One of the most amazing things I’ve ever read.
The All Japan Kasoh Grand-Prix is a recurring televised content in Japan where teams use costumes and props to act out a scene depicting a person or people, an object, an event, etc. This video is a compilation of the first 79 winners, starting from the competition’s event in 1979 and going to 2008.
If you’ve ever wondered where the bullet time ping-pong video is from, this is where. It won in 2003.
Chiune Sugihara was an awesome guy who was a Japanese diplomat to Lithuania during World War II.
Sympathetic to Jews who were trying to leave Lithuania after it was occupied by the Soviet Union, he took it upon himself to write thousand of exit visas for refugees, despite having orders from the Japanese Foreign Ministry to the contrary.
Sugihara continued to hand write visas, reportedly spending 18–20 hours a day on them, producing a normal month’s worth of visas each day, until 4 September, when he had to leave his post before the consulate was closed. By that time he had granted thousands of visas to Jews, many of whom were heads of households and thus permitted to take their families with them. On the night before their scheduled departure, Sugihara and his wife stayed awake writing out visa approvals. According to witnesses, he was still writing visas while in transit from his hotel and after boarding the train at the Kaunas Railway Station, throwing visas into the crowd of desperate refugees out of the train’s window even as the train pulled out.
In final desperation, blank sheets of paper with only the consulate seal and his signature (that could be later written over into a visa) were hurriedly prepared and flung out from the train.
What a badass.
Wonderful story about Japanese music collectors in The Wall Street Journal by Neil Shah:
For decades, Japan’s record shops have scoured the globe for records to feed the nation’s collectors. Employees of Japanese retailer Disk Union once spent $20,000 in a day at Nashville’s The Great Escape record store hunting for tunes including ones treasured by Japan’s soft-rock and easy-listening fans. With U.S. record stores closing, this focus on obscure music is making supply difficult to find—and fueling secretive competition.

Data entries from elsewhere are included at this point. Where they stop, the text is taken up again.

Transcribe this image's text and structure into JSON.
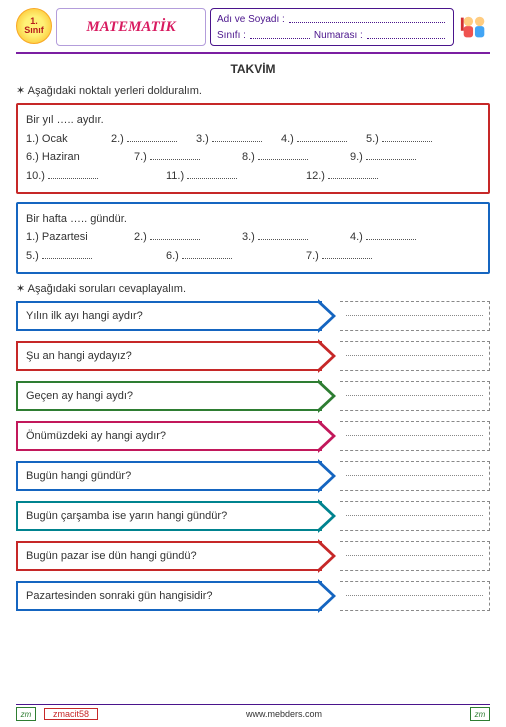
{
  "header": {
    "grade_num": "1.",
    "grade_label": "Sınıf",
    "subject": "MATEMATİK",
    "name_label": "Adı ve Soyadı :",
    "class_label": "Sınıfı :",
    "number_label": "Numarası :"
  },
  "title": "TAKVİM",
  "instruction1": "Aşağıdaki noktalı yerleri dolduralım.",
  "instruction2": "Aşağıdaki soruları cevaplayalım.",
  "box1": {
    "line1": "Bir yıl  …..  aydır.",
    "items": [
      "1.) Ocak",
      "2.)",
      "3.)",
      "4.)",
      "5.)",
      "6.) Haziran",
      "7.)",
      "8.)",
      "9.)",
      "10.)",
      "11.)",
      "12.)"
    ]
  },
  "box2": {
    "line1": "Bir hafta  …..  gündür.",
    "items": [
      "1.) Pazartesi",
      "2.)",
      "3.)",
      "4.)",
      "5.)",
      "6.)",
      "7.)"
    ]
  },
  "questions": [
    {
      "text": "Yılın ilk ayı hangi aydır?",
      "color": "blue"
    },
    {
      "text": "Şu an hangi aydayız?",
      "color": "red"
    },
    {
      "text": "Geçen ay hangi aydı?",
      "color": "green"
    },
    {
      "text": "Önümüzdeki ay  hangi aydır?",
      "color": "pink"
    },
    {
      "text": "Bugün hangi gündür?",
      "color": "blue"
    },
    {
      "text": "Bugün çarşamba ise yarın hangi gündür?",
      "color": "teal"
    },
    {
      "text": "Bugün pazar ise dün hangi gündü?",
      "color": "red"
    },
    {
      "text": "Pazartesinden  sonraki gün hangisidir?",
      "color": "blue"
    }
  ],
  "footer": {
    "sig": "zm",
    "author": "zmacit58",
    "site": "www.mebders.com"
  },
  "colors": {
    "blue": "#1565c0",
    "red": "#c62828",
    "green": "#2e7d32",
    "pink": "#c2185b",
    "teal": "#00838f",
    "purple": "#4a148c"
  }
}
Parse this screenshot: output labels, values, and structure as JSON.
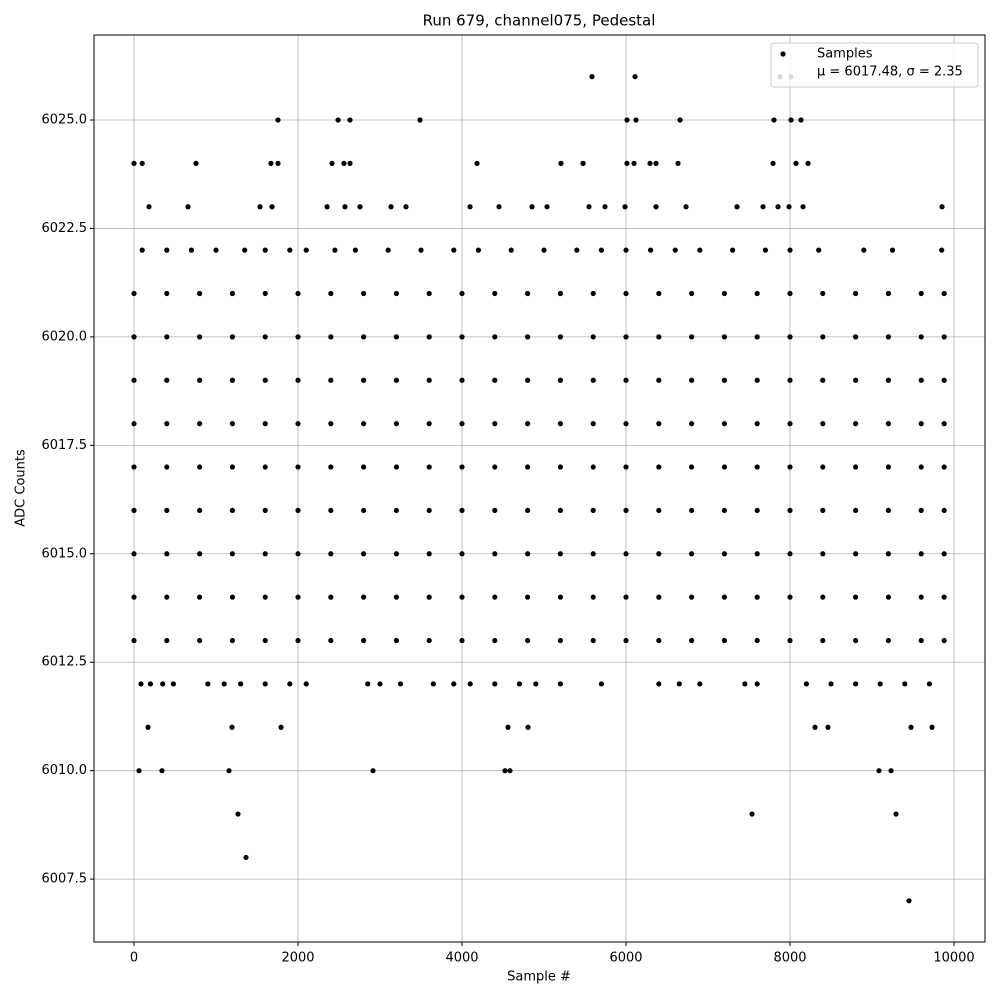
{
  "chart_data": {
    "type": "scatter",
    "title": "Run 679, channel075, Pedestal",
    "x_label": "Sample #",
    "y_label": "ADC Counts",
    "xlim": [
      -488,
      10378
    ],
    "ylim": [
      6006.05,
      6026.96
    ],
    "xticks": [
      0,
      2000,
      4000,
      6000,
      8000,
      10000
    ],
    "yticks": [
      6007.5,
      {
        "value": 6010,
        "label": "6010.0"
      },
      6012.5,
      {
        "value": 6015,
        "label": "6015.0"
      },
      6017.5,
      {
        "value": 6020,
        "label": "6020.0"
      },
      6022.5,
      {
        "value": 6025,
        "label": "6025.0"
      }
    ],
    "grid": true,
    "legend": "upper right",
    "legend_note": "μ = 6017.48, σ = 2.35",
    "x": [
      0,
      400,
      800,
      1200,
      1600,
      2000,
      2400,
      2800,
      3200,
      3600,
      4000,
      4400,
      4800,
      5200,
      5600,
      6000,
      6400,
      6800,
      7200,
      7600,
      8000,
      8400,
      8800,
      9200,
      9600,
      9880,
      0,
      400,
      800,
      1200,
      1600,
      2000,
      2400,
      2800,
      3200,
      3600,
      4000,
      4400,
      4800,
      5200,
      5600,
      6000,
      6400,
      6800,
      7200,
      7600,
      8000,
      8400,
      8800,
      9200,
      9600,
      9880,
      0,
      400,
      800,
      1200,
      1600,
      2000,
      2400,
      2800,
      3200,
      3600,
      4000,
      4400,
      4800,
      5200,
      5600,
      6000,
      6400,
      6800,
      7200,
      7600,
      8000,
      8400,
      8800,
      9200,
      9600,
      9880,
      0,
      400,
      800,
      1200,
      1600,
      2000,
      2400,
      2800,
      3200,
      3600,
      4000,
      4400,
      4800,
      5200,
      5600,
      6000,
      6400,
      6800,
      7200,
      7600,
      8000,
      8400,
      8800,
      9200,
      9600,
      9880,
      0,
      400,
      800,
      1200,
      1600,
      2000,
      2400,
      2800,
      3200,
      3600,
      4000,
      4400,
      4800,
      5200,
      5600,
      6000,
      6400,
      6800,
      7200,
      7600,
      8000,
      8400,
      8800,
      9200,
      9600,
      9880,
      0,
      400,
      800,
      1200,
      1600,
      2000,
      2400,
      2800,
      3200,
      3600,
      4000,
      4400,
      4800,
      5200,
      5600,
      6000,
      6400,
      6800,
      7200,
      7600,
      8000,
      8400,
      8800,
      9200,
      9600,
      9880,
      0,
      400,
      800,
      1200,
      1600,
      2000,
      2400,
      2800,
      3200,
      3600,
      4000,
      4400,
      4800,
      5200,
      5600,
      6000,
      6400,
      6800,
      7200,
      7600,
      8000,
      8400,
      8800,
      9200,
      9600,
      9880,
      0,
      400,
      800,
      1200,
      1600,
      2000,
      2400,
      2800,
      3200,
      3600,
      4000,
      4400,
      4800,
      5200,
      5600,
      6000,
      6400,
      6800,
      7200,
      7600,
      8000,
      8400,
      8800,
      9200,
      9600,
      9880,
      0,
      400,
      800,
      1200,
      1600,
      2000,
      2400,
      2800,
      3200,
      3600,
      4000,
      4400,
      4800,
      5200,
      5600,
      6000,
      6400,
      6800,
      7200,
      7600,
      8000,
      8400,
      8800,
      9200,
      9600,
      9880,
      100,
      400,
      700,
      1000,
      1350,
      1600,
      1900,
      2100,
      2450,
      2700,
      3100,
      3500,
      3900,
      4200,
      4600,
      5000,
      5400,
      5700,
      6000,
      6300,
      6600,
      6900,
      7300,
      7700,
      8000,
      8350,
      8900,
      9250,
      9850,
      85,
      200,
      350,
      480,
      900,
      1100,
      1300,
      1600,
      1900,
      2100,
      2850,
      3000,
      3250,
      3650,
      3900,
      4100,
      4400,
      4700,
      4900,
      5200,
      5700,
      6400,
      6650,
      6900,
      7450,
      7600,
      8200,
      8500,
      8800,
      9100,
      9400,
      9700,
      183,
      659,
      1537,
      1683,
      2354,
      2573,
      2756,
      3134,
      3317,
      4098,
      4451,
      4854,
      5037,
      5549,
      5744,
      5988,
      6366,
      6732,
      7354,
      7671,
      7854,
      7988,
      8159,
      9854,
      0,
      100,
      756,
      1670,
      1756,
      2415,
      2560,
      2634,
      4183,
      5207,
      5476,
      6012,
      6098,
      6293,
      6366,
      6634,
      7793,
      8073,
      8220,
      1756,
      2488,
      2634,
      3488,
      6012,
      6122,
      6659,
      7805,
      8012,
      8134,
      5585,
      6110,
      7878,
      8012,
      171,
      1195,
      1793,
      4561,
      4805,
      8305,
      8463,
      9476,
      9732,
      61,
      341,
      1159,
      2915,
      4524,
      4585,
      9085,
      9232,
      1268,
      7537,
      9293,
      1366,
      9451
    ],
    "series": [
      {
        "name": "Samples",
        "color": "#000000",
        "values": [
          6021,
          6021,
          6021,
          6021,
          6021,
          6021,
          6021,
          6021,
          6021,
          6021,
          6021,
          6021,
          6021,
          6021,
          6021,
          6021,
          6021,
          6021,
          6021,
          6021,
          6021,
          6021,
          6021,
          6021,
          6021,
          6021,
          6020,
          6020,
          6020,
          6020,
          6020,
          6020,
          6020,
          6020,
          6020,
          6020,
          6020,
          6020,
          6020,
          6020,
          6020,
          6020,
          6020,
          6020,
          6020,
          6020,
          6020,
          6020,
          6020,
          6020,
          6020,
          6020,
          6019,
          6019,
          6019,
          6019,
          6019,
          6019,
          6019,
          6019,
          6019,
          6019,
          6019,
          6019,
          6019,
          6019,
          6019,
          6019,
          6019,
          6019,
          6019,
          6019,
          6019,
          6019,
          6019,
          6019,
          6019,
          6019,
          6018,
          6018,
          6018,
          6018,
          6018,
          6018,
          6018,
          6018,
          6018,
          6018,
          6018,
          6018,
          6018,
          6018,
          6018,
          6018,
          6018,
          6018,
          6018,
          6018,
          6018,
          6018,
          6018,
          6018,
          6018,
          6018,
          6017,
          6017,
          6017,
          6017,
          6017,
          6017,
          6017,
          6017,
          6017,
          6017,
          6017,
          6017,
          6017,
          6017,
          6017,
          6017,
          6017,
          6017,
          6017,
          6017,
          6017,
          6017,
          6017,
          6017,
          6017,
          6017,
          6016,
          6016,
          6016,
          6016,
          6016,
          6016,
          6016,
          6016,
          6016,
          6016,
          6016,
          6016,
          6016,
          6016,
          6016,
          6016,
          6016,
          6016,
          6016,
          6016,
          6016,
          6016,
          6016,
          6016,
          6016,
          6016,
          6015,
          6015,
          6015,
          6015,
          6015,
          6015,
          6015,
          6015,
          6015,
          6015,
          6015,
          6015,
          6015,
          6015,
          6015,
          6015,
          6015,
          6015,
          6015,
          6015,
          6015,
          6015,
          6015,
          6015,
          6015,
          6015,
          6014,
          6014,
          6014,
          6014,
          6014,
          6014,
          6014,
          6014,
          6014,
          6014,
          6014,
          6014,
          6014,
          6014,
          6014,
          6014,
          6014,
          6014,
          6014,
          6014,
          6014,
          6014,
          6014,
          6014,
          6014,
          6014,
          6013,
          6013,
          6013,
          6013,
          6013,
          6013,
          6013,
          6013,
          6013,
          6013,
          6013,
          6013,
          6013,
          6013,
          6013,
          6013,
          6013,
          6013,
          6013,
          6013,
          6013,
          6013,
          6013,
          6013,
          6013,
          6013,
          6022,
          6022,
          6022,
          6022,
          6022,
          6022,
          6022,
          6022,
          6022,
          6022,
          6022,
          6022,
          6022,
          6022,
          6022,
          6022,
          6022,
          6022,
          6022,
          6022,
          6022,
          6022,
          6022,
          6022,
          6022,
          6022,
          6022,
          6022,
          6022,
          6012,
          6012,
          6012,
          6012,
          6012,
          6012,
          6012,
          6012,
          6012,
          6012,
          6012,
          6012,
          6012,
          6012,
          6012,
          6012,
          6012,
          6012,
          6012,
          6012,
          6012,
          6012,
          6012,
          6012,
          6012,
          6012,
          6012,
          6012,
          6012,
          6012,
          6012,
          6012,
          6023,
          6023,
          6023,
          6023,
          6023,
          6023,
          6023,
          6023,
          6023,
          6023,
          6023,
          6023,
          6023,
          6023,
          6023,
          6023,
          6023,
          6023,
          6023,
          6023,
          6023,
          6023,
          6023,
          6023,
          6024,
          6024,
          6024,
          6024,
          6024,
          6024,
          6024,
          6024,
          6024,
          6024,
          6024,
          6024,
          6024,
          6024,
          6024,
          6024,
          6024,
          6024,
          6024,
          6025,
          6025,
          6025,
          6025,
          6025,
          6025,
          6025,
          6025,
          6025,
          6025,
          6026,
          6026,
          6026,
          6026,
          6011,
          6011,
          6011,
          6011,
          6011,
          6011,
          6011,
          6011,
          6011,
          6010,
          6010,
          6010,
          6010,
          6010,
          6010,
          6010,
          6010,
          6009,
          6009,
          6009,
          6008,
          6007
        ]
      }
    ]
  }
}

Japan has surpassed the U.S. as the biggest seller of CDs, vinyl and cassette tapes, with 25.4% of global sales, according to the Recording Industry Association of Japan. Tower Records Japan Inc.—which survived its U.S. parent’s closing in 2006—opens its 87th store this month.
Much of what the Japanese want goes for higher prices. Collectible artists in Japan include female pop singers like Patti Page, whose “(How Much Is) That Doggie in the Window” was a 1950s hit, and 1980s teen idol Debbie Gibson. A “Doggie” record-single goes for $5 in the U.S. and $30 in Japan, while Ms. Gibson’s LPs can fetch $200 on eBay. The Japanese “like sugary sweet pop,” collector Alec Palao says.
Japan is apparently all about the cheap crap that none of us care about any more.